Set rtitem = doc.GetFirstItem( "Body" )
If ( rtitem.Type = RICHTEXT ) Then
Forall o In rtitem.EmbeddedObjects
If ( o.Type = EMBED_ATTACHMENT ) Then
Call o.ExtractFile( "c:\samples\" & o.Source )
Call o.Remove
Call doc.Save( False, True )
End If
End Forall
End If
I've done quite a bit lately with Java agents on Domino servers. The Domino 8.5 server supports Java 6 and its embedded so it won't take someone with a bit of Domino development experience long to put together an agent that runs when new mail arrives. In LotusScript its even easier but that needs more specialised skills which you'd probably need to get a contractor in to provide.
The limitation your likely to encounter concerns the extracted file, you can easily place it on the Domino server's file structure but you may be limited by the OS security from placing it on a different server.

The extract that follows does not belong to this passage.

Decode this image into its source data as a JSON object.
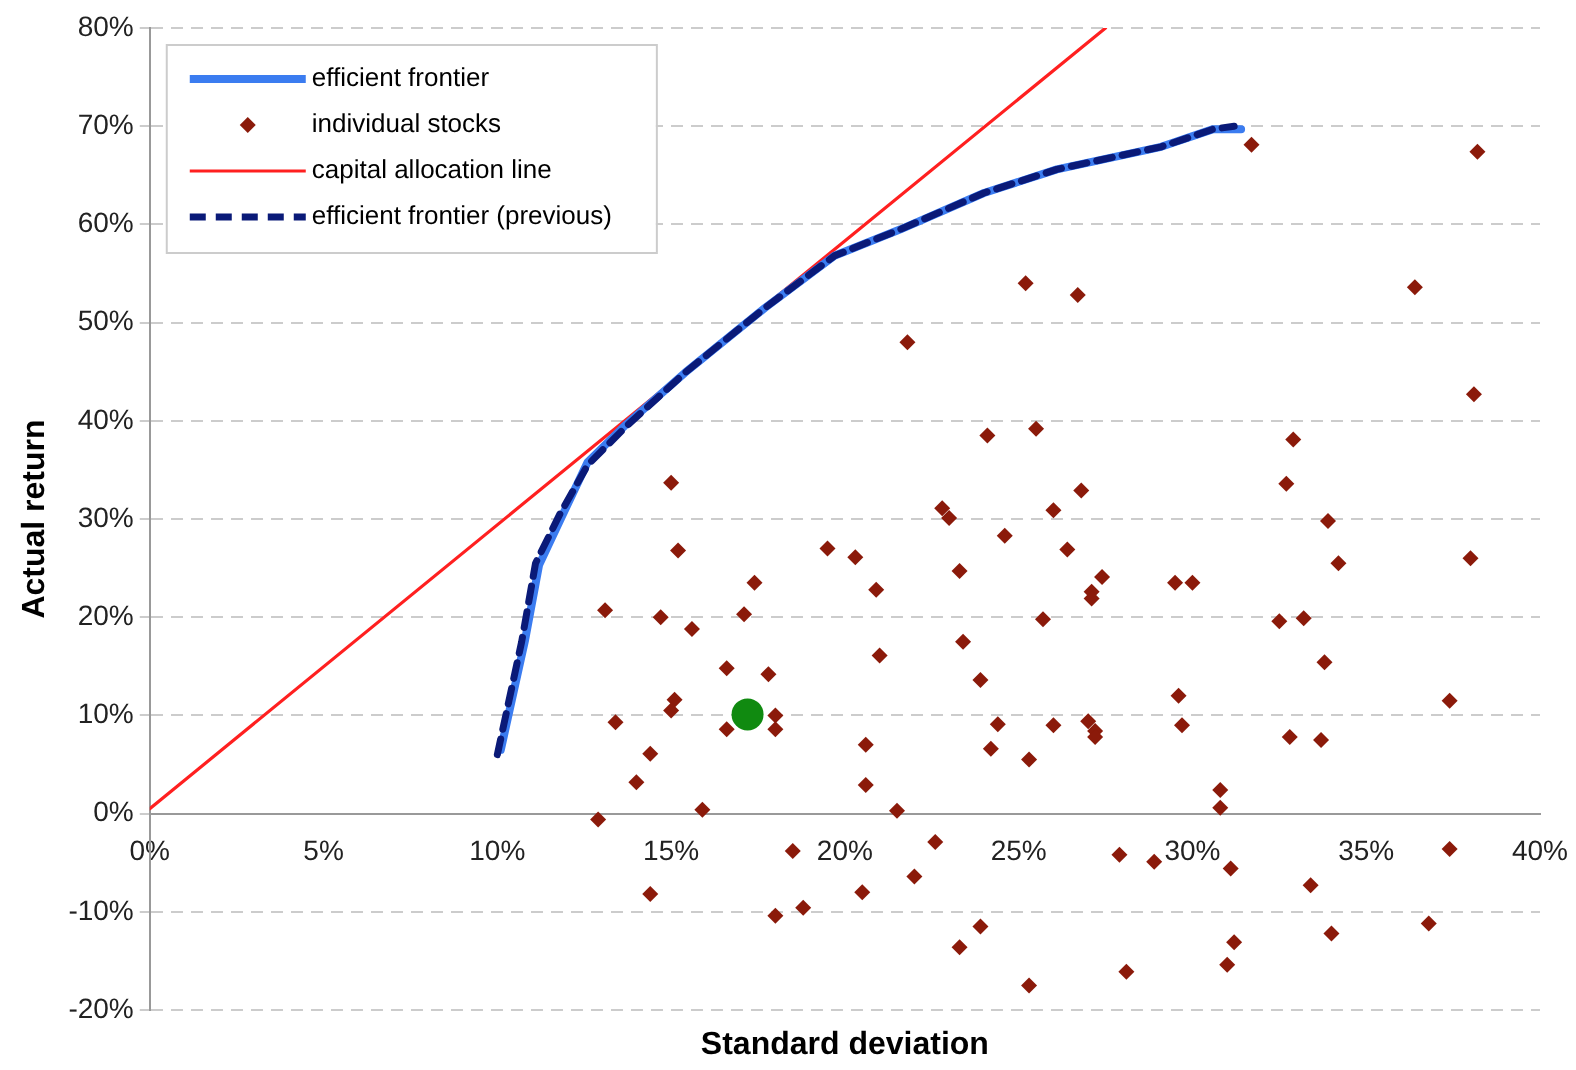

Lotus Notes/Domino stores mail in a Notes database. There are APIs available for getting documents (emails), reading field values (From, Subject), and detaching files.
APIs include
-LotusScript (VB variant, available within the Notes database)
-Java (from within or external to the database)
-C API (external)
-Same API available through COM server
You can create a "scheduled agent" within the database (using LotusScript or Java) that can locate documents created since it last ran, locate the attachments, and extract them. The agent will need to be signed with an ID that has the appropriate permissions on the server, including those required to write to the file system and initiate any other processes.
External to the database, you can use any API except LotusScript to log-in to the server/mail database, and follow a similar process, e.g. extracting the files locally on a client or separate server. C API and COM require a notes client install, but Java applications can be set up to run via CORBA/DIIOP without a full install.
Consult the Domino Designer help (or IBM's website for C API) for more information.
As to a "generic way" to do this, if you are accessing data in Notes and needing to extract attachments, I believe these APIs are your best option. If you envision porting the application to another mail system, consider decoupling the API routines via an "interface" so you only need to add a new implementation of that interface to support a new mail system.
You can access Notes Documents relatively easily using DIIOP, would be a lot easier than going down the C Api road...
Try POP3Client in the Net Commons package; it'll let your Java program check for new mail for a particular account at whatever interval you want (every few minutes? hourly?), and get/delete messages as desired.
SMTP/POP3 can be enabled on the Domino server. Worked with this before and gotten Squirrel Mail running with it. SMTP is a bit resource intensive, but well worth the effort because then you don't have to descend into LotusLand to get things working. Just write a small Java CLI program that will check a specific email box (POP3 or SMTP), and parse through the messages, pulling the attachments and placing them where needed.
Plenty of documentation and examples here:
http://java.sun.com/products/javamail/
The techniques that you develop taking this approach will be more widely applicable in your future career than anything Lotus/Domino specific.
No matter what you do, you'll need an understanding of the Lotus Notes data structures. The good news is that a fully automated solution can be built in Notes very easily.
Your best bet is to have it built within Notes, and it can be set up to run automatically whenever new mail is received. Gary's answer is dead on, but without any experience, it would probably be hard to figure out how to implement it yourself. On the other hand, it really shouldn't take any competent Notes programmer more than an hour or two to set it up.